Neben mir und Caden stand Phil mit seinem Motorrad. Hinter ihm ein junges,
dunkelhaariges Mädchen, das sich an ihm festkrallte wie ein Äffchen. Dabei sah sie sich um, nach rechts und links, wobei ihre Hände weiter nach unten wanderten. Schlagartig packte Phil sie und legte sie sich an die Seiten. »Behalt deine Flossen bei dir. Genau hier bleiben sie, verstanden?«, pflaumte er sie an, worauf sie sichtlich ertappt mit einem leisen »Ja« reagierte.
»Was hat er?«, fragte mich Caden.
»Gewinnen. Er will sich nicht ablenken lassen«, konnte ich daraufhin nur erwidern. Mehr zu sagen, stand mir nicht zu. Den Grund, wieso Phil kein einziges Rennen verlieren wollte.

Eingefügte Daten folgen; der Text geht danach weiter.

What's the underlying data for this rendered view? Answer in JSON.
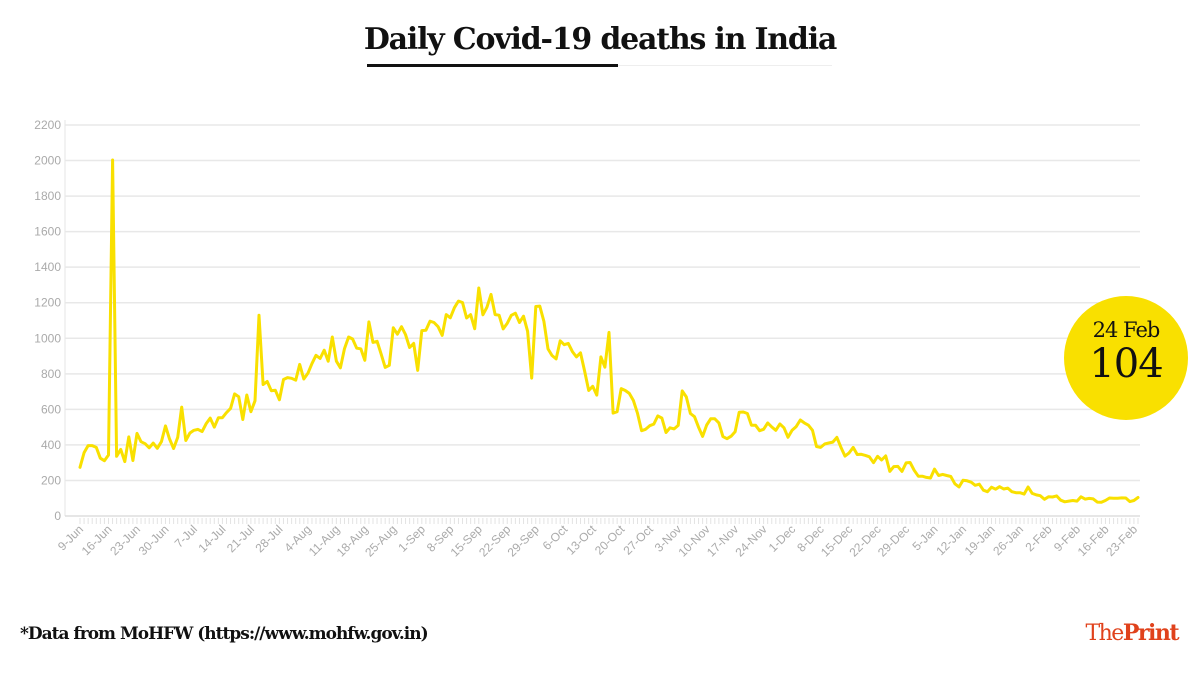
{
  "chart_data": {
    "type": "line",
    "title": "Daily Covid-19 deaths in India",
    "xlabel": "",
    "ylabel": "",
    "ylim": [
      0,
      2200
    ],
    "yticks": [
      0,
      200,
      400,
      600,
      800,
      1000,
      1200,
      1400,
      1600,
      1800,
      2000,
      2200
    ],
    "grid": true,
    "x_start": "9-Jun",
    "x_end": "24-Feb",
    "xtick_labels": [
      "9-Jun",
      "16-Jun",
      "23-Jun",
      "30-Jun",
      "7-Jul",
      "14-Jul",
      "21-Jul",
      "28-Jul",
      "4-Aug",
      "11-Aug",
      "18-Aug",
      "25-Aug",
      "1-Sep",
      "8-Sep",
      "15-Sep",
      "22-Sep",
      "29-Sep",
      "6-Oct",
      "13-Oct",
      "20-Oct",
      "27-Oct",
      "3-Nov",
      "10-Nov",
      "17-Nov",
      "24-Nov",
      "1-Dec",
      "8-Dec",
      "15-Dec",
      "22-Dec",
      "29-Dec",
      "5-Jan",
      "12-Jan",
      "19-Jan",
      "26-Jan",
      "2-Feb",
      "9-Feb",
      "16-Feb",
      "23-Feb"
    ],
    "xtick_every_days": 7,
    "line_color": "#f9e000",
    "values": [
      274,
      357,
      396,
      396,
      386,
      325,
      311,
      343,
      2003,
      336,
      375,
      306,
      445,
      312,
      465,
      418,
      407,
      384,
      410,
      381,
      418,
      507,
      434,
      380,
      442,
      613,
      425,
      467,
      482,
      487,
      475,
      519,
      551,
      500,
      553,
      553,
      582,
      606,
      687,
      671,
      543,
      681,
      587,
      648,
      1129,
      740,
      757,
      705,
      708,
      654,
      768,
      779,
      775,
      764,
      853,
      771,
      803,
      857,
      904,
      886,
      933,
      871,
      1007,
      871,
      834,
      942,
      1007,
      996,
      944,
      941,
      876,
      1092,
      977,
      983,
      912,
      836,
      848,
      1059,
      1023,
      1065,
      1021,
      948,
      971,
      819,
      1043,
      1045,
      1096,
      1089,
      1065,
      1016,
      1133,
      1115,
      1172,
      1209,
      1201,
      1114,
      1133,
      1054,
      1283,
      1132,
      1174,
      1247,
      1133,
      1130,
      1053,
      1085,
      1129,
      1141,
      1089,
      1124,
      1039,
      776,
      1179,
      1181,
      1095,
      940,
      903,
      884,
      986,
      964,
      971,
      925,
      895,
      918,
      816,
      706,
      730,
      680,
      895,
      837,
      1033,
      579,
      587,
      717,
      706,
      690,
      650,
      578,
      480,
      488,
      508,
      517,
      563,
      551,
      470,
      496,
      490,
      510,
      704,
      670,
      577,
      559,
      500,
      448,
      512,
      547,
      547,
      524,
      447,
      435,
      449,
      474,
      584,
      585,
      577,
      511,
      511,
      480,
      488,
      524,
      501,
      482,
      518,
      496,
      443,
      482,
      503,
      540,
      524,
      511,
      482,
      391,
      386,
      405,
      411,
      416,
      442,
      387,
      337,
      355,
      386,
      346,
      347,
      341,
      333,
      300,
      336,
      315,
      338,
      251,
      278,
      279,
      251,
      299,
      301,
      257,
      224,
      224,
      217,
      214,
      264,
      228,
      234,
      228,
      222,
      181,
      163,
      201,
      198,
      190,
      173,
      179,
      145,
      137,
      162,
      151,
      165,
      152,
      157,
      137,
      131,
      131,
      123,
      163,
      127,
      119,
      114,
      94,
      108,
      107,
      113,
      89,
      80,
      84,
      87,
      84,
      108,
      95,
      99,
      96,
      78,
      77,
      87,
      101,
      100,
      100,
      102,
      101,
      81,
      87,
      104
    ],
    "annotation": {
      "date": "24 Feb",
      "value": "104",
      "color": "#f9e000"
    }
  },
  "footer": {
    "source": "*Data from MoHFW (https://www.mohfw.gov.in)",
    "logo_the": "The",
    "logo_print": "Print",
    "logo_color": "#e0421c"
  }
}
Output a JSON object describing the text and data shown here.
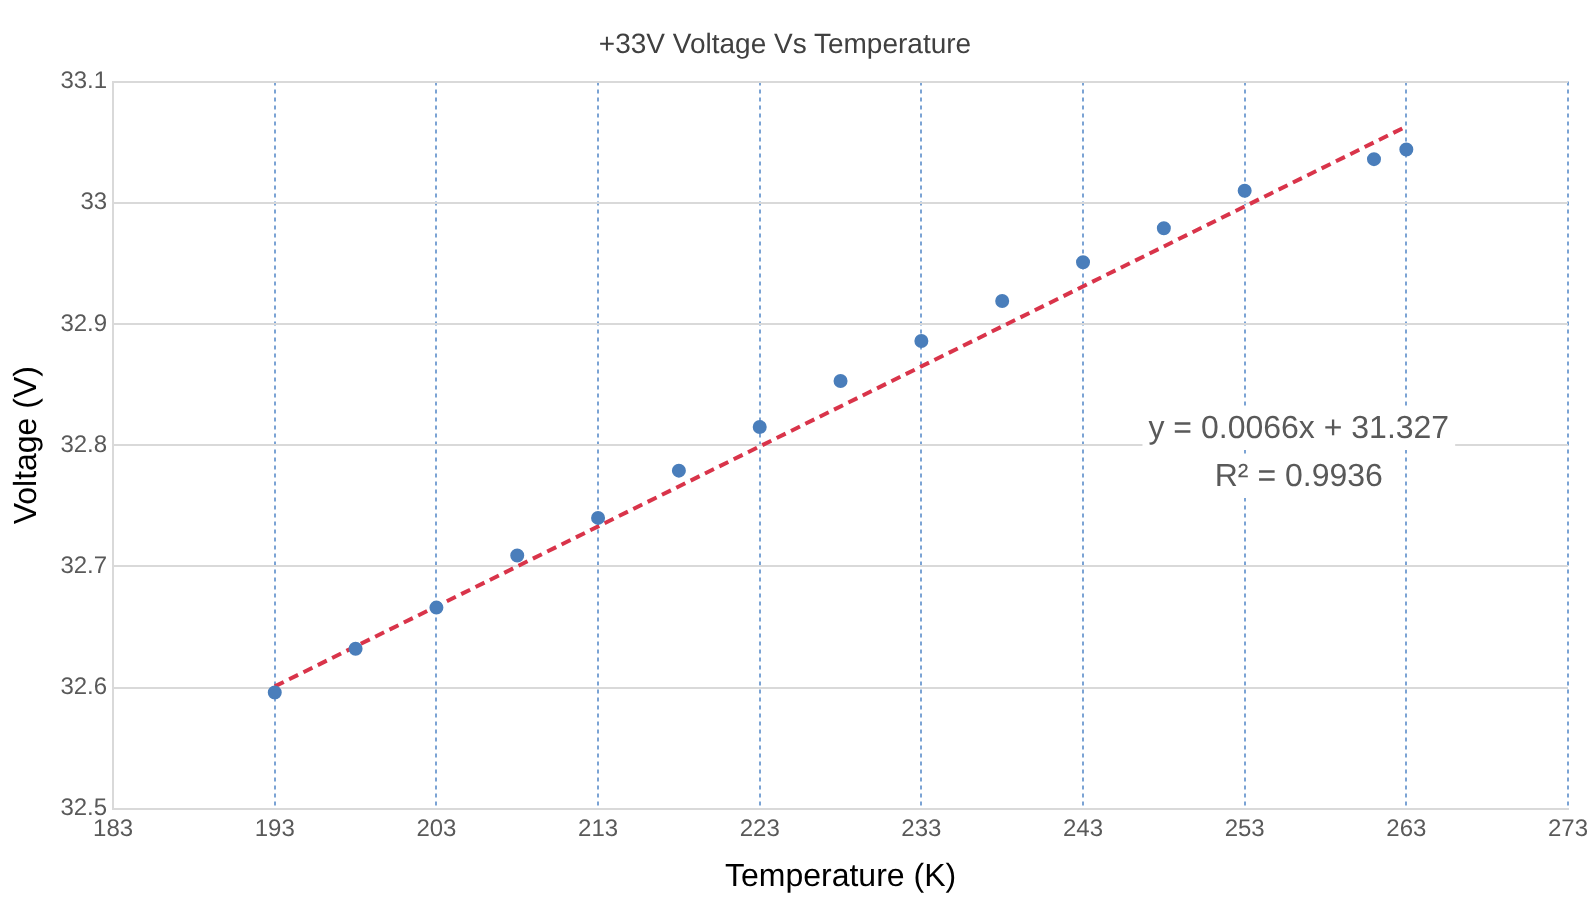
{
  "chart_data": {
    "type": "scatter",
    "title": "+33V Voltage Vs Temperature",
    "xlabel": "Temperature (K)",
    "ylabel": "Voltage (V)",
    "series": [
      {
        "color": "#4a7ebb",
        "marker": "circle",
        "x": [
          193,
          198,
          203,
          208,
          213,
          218,
          223,
          228,
          233,
          238,
          243,
          248,
          253,
          261,
          263
        ],
        "values": [
          32.596,
          32.632,
          32.666,
          32.709,
          32.74,
          32.779,
          32.815,
          32.853,
          32.886,
          32.919,
          32.951,
          32.979,
          33.01,
          33.036,
          33.044
        ]
      },
      {
        "type": "line",
        "color": "#d9344a",
        "line_style": "dashed",
        "x": [
          193,
          263
        ],
        "values": [
          32.601,
          33.063
        ]
      }
    ],
    "xlim": [
      183,
      273
    ],
    "xticks": [
      183,
      193,
      203,
      213,
      223,
      233,
      243,
      253,
      263,
      273
    ],
    "ylim": [
      32.5,
      33.1
    ],
    "yticks": [
      32.5,
      32.6,
      32.7,
      32.8,
      32.9,
      33,
      33.1
    ],
    "grid": true,
    "legend": false,
    "annotations": [
      "y = 0.0066x + 31.327",
      "R² = 0.9936"
    ]
  }
}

»Dann hab ich mit dir schlechte Karten«, witzelte Caden und zog mich von der Maschine aus näher zu sich ran, um mir einen Kuss auf die Lippen zu hauchen. »Hmm, ja, ich lenke wirklich gerne ab.« Ich biss ihm zart in die Lippen. »Dann sollte ich ein anderes Mädchen fragen, ob sie bei mir mitfährt«, scherze er, woraufhin ich lachte. »Wehe!«
»Woher kannst du eigentlich Motorrad fahren?«
»Wieso? Angst, dass ich dich umbringe?«, scherzte er. »Ich war in meinem Auslandsjahr bei Alvaro zu Besuch. Und er fährt halt alles«, erzählte er mir dann und ich nickte. Ich war froh, dass er die ganze Zeit Alvaro gehabt hatte. Wir beließen es dabei, den anderen nichts davon zu erzählen, wo Caden wirklich in seinem »Auslandsjahr« gewesen war. Wir redeten viel darüber, lagen uns in den Armen und versuchten uns gegenseitig den Halt und die Unterstützung zu geben, die uns im letzten Jahr verwehrt worden waren. Caden erzählte mir, dass er sofort nach seinem Aufenthalt in der Klinik zu mir hatte fahren wollen, aber dass er gewusst hatte, ich würde nie mit ihm reden. Deshalb hatte er es mit der Verlobung versucht – klar, es war nicht die beste Idee gewesen, doch ich verstand nun, dass es bei meiner Sturheit keine andere Lösung gegeben hatte. Und Caden versicherte mir, er hätte es niemals zur Hochzeit ohne meinen Willen kommen lassen. Und das tat er auch jetzt nicht. Wir erzählten meiner Familie, sie wäre wegen den Umständen erst mal auf Eis gelegt. Den Ring abzulegen, kam für mich allerdings nicht infrage. Denn Grams würde mich wohl schlagen, würde ich ihn ihr zurückgeben, und ich konnte ihn mir nicht mehr von meinem Finger weg vorstellen.
Wer weiß … vielleicht mache ich Caden einfach irgendwann einen Antrag.
Bei diesem Gedanken musste ich grinsen. Ja, das klang gar nicht so verkehrt.